Nursing home administrator Juanita Broaddrick waited 21 years to accuse Bill Clinton of rape. Her reason for not doing so sooner, she said, was that she did not think anyone would believe her over the word of Clinton, at that time a candidate for Governor of Arkansas.
At the time of the alleged rape, 1978, she was working as a volunteer in Clinton's campaign. She maintains that Clinton phoned her in her hotel room, asked to meet in that room rather than downstairs-- to avoid reporters, and once inside the room, forced himself on her.

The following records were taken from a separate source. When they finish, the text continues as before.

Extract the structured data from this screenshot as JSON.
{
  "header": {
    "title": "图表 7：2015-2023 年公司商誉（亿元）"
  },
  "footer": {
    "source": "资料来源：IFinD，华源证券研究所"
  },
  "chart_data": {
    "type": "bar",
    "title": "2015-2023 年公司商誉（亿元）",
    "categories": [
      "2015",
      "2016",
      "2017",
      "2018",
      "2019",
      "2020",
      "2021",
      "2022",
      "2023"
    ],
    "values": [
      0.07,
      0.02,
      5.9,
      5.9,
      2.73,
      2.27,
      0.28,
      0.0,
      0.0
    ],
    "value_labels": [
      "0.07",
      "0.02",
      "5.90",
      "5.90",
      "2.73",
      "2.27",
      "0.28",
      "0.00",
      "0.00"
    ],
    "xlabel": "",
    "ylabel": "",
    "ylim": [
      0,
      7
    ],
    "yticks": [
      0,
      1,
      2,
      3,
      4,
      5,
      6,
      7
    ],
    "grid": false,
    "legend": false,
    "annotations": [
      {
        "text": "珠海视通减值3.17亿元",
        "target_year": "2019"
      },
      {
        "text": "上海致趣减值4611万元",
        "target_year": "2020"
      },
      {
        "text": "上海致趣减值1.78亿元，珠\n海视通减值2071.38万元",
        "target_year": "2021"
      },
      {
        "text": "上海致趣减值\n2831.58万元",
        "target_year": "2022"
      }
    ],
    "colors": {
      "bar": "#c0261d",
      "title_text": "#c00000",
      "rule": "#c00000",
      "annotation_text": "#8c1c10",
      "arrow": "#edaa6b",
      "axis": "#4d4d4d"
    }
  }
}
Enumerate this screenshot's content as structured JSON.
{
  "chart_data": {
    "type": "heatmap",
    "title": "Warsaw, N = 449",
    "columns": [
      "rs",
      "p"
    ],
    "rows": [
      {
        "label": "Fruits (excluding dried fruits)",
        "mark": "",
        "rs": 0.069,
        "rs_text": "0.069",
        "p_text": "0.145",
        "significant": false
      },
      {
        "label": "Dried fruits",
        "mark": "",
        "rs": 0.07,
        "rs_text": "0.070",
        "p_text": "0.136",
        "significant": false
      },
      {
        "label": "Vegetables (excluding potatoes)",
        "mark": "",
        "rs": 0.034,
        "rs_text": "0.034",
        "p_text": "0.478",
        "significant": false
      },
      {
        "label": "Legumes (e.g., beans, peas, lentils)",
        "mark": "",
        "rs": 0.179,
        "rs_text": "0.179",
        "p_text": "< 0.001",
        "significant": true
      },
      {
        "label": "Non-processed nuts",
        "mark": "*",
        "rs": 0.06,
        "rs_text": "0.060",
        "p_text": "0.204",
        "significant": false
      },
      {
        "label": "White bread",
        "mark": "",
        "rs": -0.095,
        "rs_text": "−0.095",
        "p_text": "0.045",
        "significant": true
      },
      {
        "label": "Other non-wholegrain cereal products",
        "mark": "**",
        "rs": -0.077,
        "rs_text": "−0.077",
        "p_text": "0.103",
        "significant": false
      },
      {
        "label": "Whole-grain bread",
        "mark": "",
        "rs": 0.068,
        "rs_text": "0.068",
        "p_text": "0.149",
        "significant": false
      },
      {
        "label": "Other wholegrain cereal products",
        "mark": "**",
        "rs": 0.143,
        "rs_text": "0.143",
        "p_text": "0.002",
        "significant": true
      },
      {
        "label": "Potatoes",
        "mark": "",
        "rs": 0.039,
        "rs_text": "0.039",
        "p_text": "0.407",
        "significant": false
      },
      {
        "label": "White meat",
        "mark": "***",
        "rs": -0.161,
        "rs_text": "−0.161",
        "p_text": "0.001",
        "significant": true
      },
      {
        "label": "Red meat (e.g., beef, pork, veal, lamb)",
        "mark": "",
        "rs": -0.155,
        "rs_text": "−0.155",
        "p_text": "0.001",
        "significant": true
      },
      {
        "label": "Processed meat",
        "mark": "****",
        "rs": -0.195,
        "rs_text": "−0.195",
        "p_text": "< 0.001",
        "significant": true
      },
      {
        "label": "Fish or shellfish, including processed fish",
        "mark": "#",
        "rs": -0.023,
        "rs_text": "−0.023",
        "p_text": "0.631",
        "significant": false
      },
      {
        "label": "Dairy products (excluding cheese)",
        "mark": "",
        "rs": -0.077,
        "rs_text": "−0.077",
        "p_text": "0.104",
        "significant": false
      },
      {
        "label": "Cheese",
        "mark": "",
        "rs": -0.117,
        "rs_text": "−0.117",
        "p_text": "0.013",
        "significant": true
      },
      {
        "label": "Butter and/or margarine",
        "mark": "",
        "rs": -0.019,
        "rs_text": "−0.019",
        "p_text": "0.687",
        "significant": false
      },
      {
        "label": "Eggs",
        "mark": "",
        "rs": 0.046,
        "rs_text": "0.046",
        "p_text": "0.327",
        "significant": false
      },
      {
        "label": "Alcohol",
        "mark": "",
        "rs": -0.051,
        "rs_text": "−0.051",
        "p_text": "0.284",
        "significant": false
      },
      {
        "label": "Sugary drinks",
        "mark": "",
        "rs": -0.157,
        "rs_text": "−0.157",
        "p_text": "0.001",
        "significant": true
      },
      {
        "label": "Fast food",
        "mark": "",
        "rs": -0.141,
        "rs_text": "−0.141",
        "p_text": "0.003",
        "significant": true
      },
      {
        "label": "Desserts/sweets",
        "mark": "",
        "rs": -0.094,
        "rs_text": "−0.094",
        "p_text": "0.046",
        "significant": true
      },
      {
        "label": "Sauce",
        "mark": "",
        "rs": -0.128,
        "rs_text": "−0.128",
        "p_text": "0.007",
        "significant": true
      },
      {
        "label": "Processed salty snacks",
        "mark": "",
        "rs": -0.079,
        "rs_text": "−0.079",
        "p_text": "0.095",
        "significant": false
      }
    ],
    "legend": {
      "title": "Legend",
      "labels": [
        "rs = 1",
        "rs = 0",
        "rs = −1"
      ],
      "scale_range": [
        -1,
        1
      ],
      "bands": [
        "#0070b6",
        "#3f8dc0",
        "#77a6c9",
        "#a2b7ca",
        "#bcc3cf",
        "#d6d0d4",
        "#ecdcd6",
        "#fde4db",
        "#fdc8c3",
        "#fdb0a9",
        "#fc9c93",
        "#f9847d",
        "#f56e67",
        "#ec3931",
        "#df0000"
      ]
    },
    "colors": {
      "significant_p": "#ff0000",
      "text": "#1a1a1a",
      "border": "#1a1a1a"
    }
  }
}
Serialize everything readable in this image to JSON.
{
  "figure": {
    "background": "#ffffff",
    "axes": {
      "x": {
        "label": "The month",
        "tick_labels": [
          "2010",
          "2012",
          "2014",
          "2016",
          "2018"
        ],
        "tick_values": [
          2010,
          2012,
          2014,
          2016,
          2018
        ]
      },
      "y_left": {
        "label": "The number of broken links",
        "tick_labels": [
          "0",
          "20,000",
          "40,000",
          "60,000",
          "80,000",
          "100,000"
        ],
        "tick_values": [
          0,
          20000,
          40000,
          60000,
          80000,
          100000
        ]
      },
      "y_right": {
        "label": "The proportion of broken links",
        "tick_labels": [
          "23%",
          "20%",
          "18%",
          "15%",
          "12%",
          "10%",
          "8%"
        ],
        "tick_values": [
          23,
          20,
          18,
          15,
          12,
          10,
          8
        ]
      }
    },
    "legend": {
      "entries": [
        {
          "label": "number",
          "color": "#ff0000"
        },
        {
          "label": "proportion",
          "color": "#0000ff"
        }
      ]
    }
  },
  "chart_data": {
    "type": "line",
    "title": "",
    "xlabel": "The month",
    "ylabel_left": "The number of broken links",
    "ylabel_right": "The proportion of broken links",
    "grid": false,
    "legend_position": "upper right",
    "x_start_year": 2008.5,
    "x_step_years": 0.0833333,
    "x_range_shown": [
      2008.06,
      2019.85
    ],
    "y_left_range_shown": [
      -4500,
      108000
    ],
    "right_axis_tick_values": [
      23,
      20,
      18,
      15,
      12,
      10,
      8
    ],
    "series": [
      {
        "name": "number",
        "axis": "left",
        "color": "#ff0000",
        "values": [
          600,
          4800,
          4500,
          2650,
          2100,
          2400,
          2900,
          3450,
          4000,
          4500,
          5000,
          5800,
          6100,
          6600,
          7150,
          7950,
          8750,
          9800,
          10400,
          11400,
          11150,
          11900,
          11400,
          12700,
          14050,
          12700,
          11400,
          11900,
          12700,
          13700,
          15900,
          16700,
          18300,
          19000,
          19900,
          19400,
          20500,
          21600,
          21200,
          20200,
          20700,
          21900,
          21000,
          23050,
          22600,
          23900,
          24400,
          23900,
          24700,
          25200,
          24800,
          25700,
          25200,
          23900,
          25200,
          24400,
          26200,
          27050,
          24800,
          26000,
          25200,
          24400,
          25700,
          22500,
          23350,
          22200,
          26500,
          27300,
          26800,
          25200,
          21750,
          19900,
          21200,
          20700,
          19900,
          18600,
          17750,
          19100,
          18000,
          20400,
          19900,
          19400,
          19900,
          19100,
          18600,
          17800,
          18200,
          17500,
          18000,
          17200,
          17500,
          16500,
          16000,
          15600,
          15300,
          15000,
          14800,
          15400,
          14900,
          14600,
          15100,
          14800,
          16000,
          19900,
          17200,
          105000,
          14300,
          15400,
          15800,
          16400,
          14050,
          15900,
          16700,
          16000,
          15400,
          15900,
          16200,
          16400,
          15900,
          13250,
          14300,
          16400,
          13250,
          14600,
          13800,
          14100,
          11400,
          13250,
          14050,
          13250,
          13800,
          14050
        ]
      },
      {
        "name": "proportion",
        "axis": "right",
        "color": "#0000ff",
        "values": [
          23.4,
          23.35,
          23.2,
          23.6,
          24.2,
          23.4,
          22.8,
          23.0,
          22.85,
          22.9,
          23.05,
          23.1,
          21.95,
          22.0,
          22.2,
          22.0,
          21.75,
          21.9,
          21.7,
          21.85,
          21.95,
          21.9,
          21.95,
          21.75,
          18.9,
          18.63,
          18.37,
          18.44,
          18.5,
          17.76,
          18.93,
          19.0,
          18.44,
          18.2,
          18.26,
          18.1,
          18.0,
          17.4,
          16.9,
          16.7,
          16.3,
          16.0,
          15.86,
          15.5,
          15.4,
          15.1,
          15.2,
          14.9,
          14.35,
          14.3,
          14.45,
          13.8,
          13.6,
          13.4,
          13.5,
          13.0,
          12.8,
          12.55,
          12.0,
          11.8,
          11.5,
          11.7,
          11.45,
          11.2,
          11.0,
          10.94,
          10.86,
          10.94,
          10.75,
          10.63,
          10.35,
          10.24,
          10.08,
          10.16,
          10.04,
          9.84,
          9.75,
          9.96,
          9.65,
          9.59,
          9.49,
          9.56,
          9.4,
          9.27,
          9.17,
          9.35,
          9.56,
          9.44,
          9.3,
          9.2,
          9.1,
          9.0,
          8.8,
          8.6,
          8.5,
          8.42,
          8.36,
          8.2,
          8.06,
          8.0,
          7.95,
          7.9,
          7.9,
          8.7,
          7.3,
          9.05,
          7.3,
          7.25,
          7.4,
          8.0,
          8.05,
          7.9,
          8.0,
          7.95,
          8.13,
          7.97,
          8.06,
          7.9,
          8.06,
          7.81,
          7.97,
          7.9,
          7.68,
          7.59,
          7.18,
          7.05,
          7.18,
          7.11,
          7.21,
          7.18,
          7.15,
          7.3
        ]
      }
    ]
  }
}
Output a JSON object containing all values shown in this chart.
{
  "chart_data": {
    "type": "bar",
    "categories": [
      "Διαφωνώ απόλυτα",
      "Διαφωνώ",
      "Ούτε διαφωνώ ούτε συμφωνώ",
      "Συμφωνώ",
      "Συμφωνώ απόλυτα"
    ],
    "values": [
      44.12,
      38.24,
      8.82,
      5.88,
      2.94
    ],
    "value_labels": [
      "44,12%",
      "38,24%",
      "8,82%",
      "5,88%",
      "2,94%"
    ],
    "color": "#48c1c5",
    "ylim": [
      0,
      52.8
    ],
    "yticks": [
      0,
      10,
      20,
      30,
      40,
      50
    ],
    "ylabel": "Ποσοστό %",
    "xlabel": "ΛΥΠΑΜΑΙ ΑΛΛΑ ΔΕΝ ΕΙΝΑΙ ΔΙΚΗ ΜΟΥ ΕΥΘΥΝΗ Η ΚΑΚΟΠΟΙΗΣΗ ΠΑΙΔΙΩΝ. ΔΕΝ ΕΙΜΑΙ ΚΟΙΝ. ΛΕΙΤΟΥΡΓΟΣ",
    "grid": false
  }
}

She also claims that Clinton later tried to apologize to her, but that she told him to go to hell. She came forward with these charges after Clinton's celebrated Monica Lewinsky affair.
Along with Lewinsky, Broaddrick was hardly alone in the string of women who have complained about Bill Clinton's womanizing ways. Others include Elizabeth Ward Gracen, a former Miss America;Kathleen Willey; Paula Jones; Dolly Kyle Browning; Jennifer Flowers; Sally Perdue; Christy Zercher; Eileen Wellstone; and Sandra Allen James.
If all or most of their charges are true, then Bill Clinton has been one busy boy, and Hillary has had to overlook a great deal to maintain her own political aspirations.